Milano

Multare i clienti delle prostitute: tocca a Roma (20 anni in ritardo su Milano)

9 Febbraio 2015

Pensate, era il 1996 e il consiglio comunale di Milano, guidato dal leghista Marco Formentini, sindaco di una Lega allora di governo, votò a favore della proposta del consigliere An, Riccardo De Corato, con cui la nostra cara città dichiarava guerra ai clienti delle prostitute. Nell’idea luminosa del proponente, a cui il sindaco diede nobile sponda, era compreso anche il disfacimento immediato di una certa serie di matrimoni, dovendo, il malcapitato messo comunale, recapitare la multa a casa dell’interessato (puttaniere) a cui la moglie, per cena, avrebbe fatto trovare il migliore dei suoi minestroni. Già allora evidenti motivi di privacy, nebulosità del reato (sosta vietata?) e ancora una città a cui rimaneva un’unghia di ironia e di consapevolezza, fecero naufragare quella bella pensata. Che ora, con una ventina d’anni di ritardo sulla produttiva “capitale morale” e nel segno di una competizione molto a scoppio ritardato, il sindaco di Roma ha deciso di riproporre per la gioia della cittadinanza capitolina

Inutile dire e ripetere che trattasi – appunto – di puttanata cosmica, a cui il Garante della Privacy, Antonello Soro, ha già voluto offrire decorosa sepoltura: «Una gogna che che a mio parere si ispira – e non aggiungo altro perché non rientra nelle mie competenze – più a un’esigenza di natura morale che a ragioni di reale prevenzione». Il Garante non si è fermato qui, naturalmente, entrando a piedi giunti sulla tecnicalità di una questione così delicata: «A normativa vigente la notifica delle sanzioni, anche quelle amministrative, deve avvenire con modalità tali da garantire la riservatezza del destinatario, non deve rendere evidente la violazione commessa». Esattamente il contrario di quanto avrebbe immaginato il sindaco Marino nella parte del dottor Stranamore, secondo cui alla voce “causale” andrebbe specificato: «Scambio di amorosi sensi con lucciola da strada».

Nulla si è mai fatto per rendere la prostituzione più accettabile in termini di organizzazione sociale, né sul piano della sicurezza sanitaria né tanto meno su quello della sicurezza cittadina. E ora si vorrebbe attribuire al cliente anche la responsabilità morale di un fenomeno sociale che data qualche secolo e che è impensabile risolvere attraverso un verbale di polizia urbana. Lo stato italiano è latitante, da sempre. Non parliamo poi di quella favola bella delle tasse da pagare, perché non è neppure sullo sfondo, semplicemente non esiste. Altri Paesi hanno risolto la questione della prostituzione innanzitutto con una presa di coscienza definitiva: la prostituzione c’è e non si abbatte. È un fenomeno dal radicamento sociale così vasto, così esteso e soprattutto così condiviso che non è neppure immaginabile l’idea di farla sparire con un colpo di bacchetta magica. Semmai è da considerare un «valore», e non vi suoni offensiva la parola perché è proprio attraverso una regolamentazione economica, fiscale e sanitaria che si può limitare in modo sensibile lo sfruttamento più bieco da parte dei mercanti senza scrupoli.
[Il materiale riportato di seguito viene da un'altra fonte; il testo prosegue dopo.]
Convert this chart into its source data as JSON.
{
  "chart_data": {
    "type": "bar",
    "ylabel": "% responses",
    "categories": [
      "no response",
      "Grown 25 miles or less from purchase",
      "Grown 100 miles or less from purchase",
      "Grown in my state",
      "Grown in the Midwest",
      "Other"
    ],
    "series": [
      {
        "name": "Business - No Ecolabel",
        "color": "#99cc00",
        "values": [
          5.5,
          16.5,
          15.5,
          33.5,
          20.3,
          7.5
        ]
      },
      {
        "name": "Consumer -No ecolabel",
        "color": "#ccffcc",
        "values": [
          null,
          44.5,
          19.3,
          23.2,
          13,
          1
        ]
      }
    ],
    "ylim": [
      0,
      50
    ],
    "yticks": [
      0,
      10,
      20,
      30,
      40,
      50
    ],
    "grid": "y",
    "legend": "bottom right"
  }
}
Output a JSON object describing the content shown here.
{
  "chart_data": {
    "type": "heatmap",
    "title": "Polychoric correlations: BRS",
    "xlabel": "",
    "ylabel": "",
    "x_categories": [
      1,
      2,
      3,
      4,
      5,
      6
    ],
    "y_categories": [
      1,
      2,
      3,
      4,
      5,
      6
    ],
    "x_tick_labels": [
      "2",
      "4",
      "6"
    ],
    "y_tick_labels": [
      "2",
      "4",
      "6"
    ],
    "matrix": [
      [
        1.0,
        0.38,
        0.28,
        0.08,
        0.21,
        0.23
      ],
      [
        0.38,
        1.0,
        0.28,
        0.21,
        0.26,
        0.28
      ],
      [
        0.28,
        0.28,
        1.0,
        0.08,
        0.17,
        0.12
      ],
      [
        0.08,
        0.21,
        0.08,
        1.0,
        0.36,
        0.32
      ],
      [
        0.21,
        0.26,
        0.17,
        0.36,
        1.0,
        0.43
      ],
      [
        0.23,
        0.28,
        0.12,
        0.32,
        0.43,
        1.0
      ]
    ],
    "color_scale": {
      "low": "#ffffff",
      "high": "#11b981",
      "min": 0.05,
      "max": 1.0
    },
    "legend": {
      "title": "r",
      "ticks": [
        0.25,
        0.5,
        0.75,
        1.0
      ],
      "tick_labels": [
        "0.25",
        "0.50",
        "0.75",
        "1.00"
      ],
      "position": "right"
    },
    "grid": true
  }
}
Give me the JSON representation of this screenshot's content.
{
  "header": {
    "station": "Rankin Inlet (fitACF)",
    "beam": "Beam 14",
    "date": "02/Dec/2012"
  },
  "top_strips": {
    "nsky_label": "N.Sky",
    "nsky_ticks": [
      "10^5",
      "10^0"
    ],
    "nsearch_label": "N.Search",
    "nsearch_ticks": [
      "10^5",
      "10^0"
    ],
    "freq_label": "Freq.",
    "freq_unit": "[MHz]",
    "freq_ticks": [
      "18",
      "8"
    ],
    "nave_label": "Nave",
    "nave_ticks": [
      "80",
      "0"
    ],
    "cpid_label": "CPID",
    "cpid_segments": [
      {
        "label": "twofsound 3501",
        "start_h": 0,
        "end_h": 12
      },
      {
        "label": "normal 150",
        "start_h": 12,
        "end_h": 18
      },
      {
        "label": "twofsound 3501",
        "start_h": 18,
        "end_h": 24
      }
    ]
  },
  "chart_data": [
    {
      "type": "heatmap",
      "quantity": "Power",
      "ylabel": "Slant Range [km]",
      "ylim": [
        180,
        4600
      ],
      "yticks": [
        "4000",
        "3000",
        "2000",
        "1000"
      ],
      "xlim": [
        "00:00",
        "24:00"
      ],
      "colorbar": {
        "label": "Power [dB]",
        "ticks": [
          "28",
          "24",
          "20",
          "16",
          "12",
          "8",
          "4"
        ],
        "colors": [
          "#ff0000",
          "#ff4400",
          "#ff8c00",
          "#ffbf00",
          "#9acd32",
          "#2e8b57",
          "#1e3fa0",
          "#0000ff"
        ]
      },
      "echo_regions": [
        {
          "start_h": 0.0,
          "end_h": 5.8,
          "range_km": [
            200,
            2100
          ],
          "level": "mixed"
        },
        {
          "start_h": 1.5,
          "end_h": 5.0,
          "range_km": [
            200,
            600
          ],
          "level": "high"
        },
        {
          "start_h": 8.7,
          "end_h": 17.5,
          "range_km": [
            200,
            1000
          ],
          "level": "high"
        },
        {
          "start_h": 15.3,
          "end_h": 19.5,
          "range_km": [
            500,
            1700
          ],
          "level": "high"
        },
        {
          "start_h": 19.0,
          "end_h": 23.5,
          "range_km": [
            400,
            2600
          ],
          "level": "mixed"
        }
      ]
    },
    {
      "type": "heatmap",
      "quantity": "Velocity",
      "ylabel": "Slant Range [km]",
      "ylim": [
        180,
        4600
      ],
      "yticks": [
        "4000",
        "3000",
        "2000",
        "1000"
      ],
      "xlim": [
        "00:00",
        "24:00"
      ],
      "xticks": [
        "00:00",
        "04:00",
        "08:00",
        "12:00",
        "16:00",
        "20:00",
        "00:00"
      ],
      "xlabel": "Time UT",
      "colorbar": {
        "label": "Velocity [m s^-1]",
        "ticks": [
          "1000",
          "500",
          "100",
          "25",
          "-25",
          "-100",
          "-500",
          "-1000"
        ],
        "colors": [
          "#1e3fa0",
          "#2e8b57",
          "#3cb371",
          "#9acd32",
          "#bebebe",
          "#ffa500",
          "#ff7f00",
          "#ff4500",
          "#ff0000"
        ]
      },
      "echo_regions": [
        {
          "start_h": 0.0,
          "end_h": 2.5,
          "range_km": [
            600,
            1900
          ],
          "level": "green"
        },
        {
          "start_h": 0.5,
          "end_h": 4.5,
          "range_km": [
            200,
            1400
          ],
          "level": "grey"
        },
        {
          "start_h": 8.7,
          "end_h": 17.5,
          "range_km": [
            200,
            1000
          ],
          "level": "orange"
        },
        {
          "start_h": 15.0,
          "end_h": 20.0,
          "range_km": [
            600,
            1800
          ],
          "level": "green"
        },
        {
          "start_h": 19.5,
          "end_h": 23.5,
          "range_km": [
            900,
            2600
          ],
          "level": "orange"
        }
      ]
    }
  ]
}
In Italia, il destino di chi vorrebbe impegnarsi a cambiare qualcosa è inevitabilmente segnato. Chi prova a smuovere lo stagno della prostituzione, chi cerca soluzioni (che per forza di cose non possono essere definitive) sa che incontrerà un muro. Non è tanto il muro della diffidenza rispetto a un argomento che ha comunque il sesso sullo sfondo, è piuttosto un muro di cemento a presa rapida impastoiato nel moralismo. La sola idea che la prostituzione possa avere dei contorni più definiti, magari inquadrata in un certo ordine sociale, in qualche modo più “tranquillizzante” per tutti, agita i sonni di chi ha passato la sua vita a considerarla come un flagello a cui nessuno potrà mai mettere rimedio. Adesso a Roma si parla di «zoning» e il quartiere interessato è quello dell’Eur, dove giustamente i cittadini lamentano un degrado insopportabile della convivenza civile. L’idea del comune, leggermente più avveduta della multa ai clienti, sarebbe quella di spostare il fenomeno in alcune vie ben identificate, in modo da circoscriverne il fenomeno. Ma sarà utile rendersi conto da subito che non è sufficiente creare un allegro villaggetto notturno, spostando le signorine da qui a lì, perché le cose nel quartiere possano marciare. Altre esperienze raccontano che è l’intero tessuto sociale che va sensibilizzato, è un lungo lavoro preventivo dove i migliori operatori sociali parlano con tutte le forze in campo per arrivare poi, sperabilmente, a una sintesi alta comprendendola sotto la voce «decoro».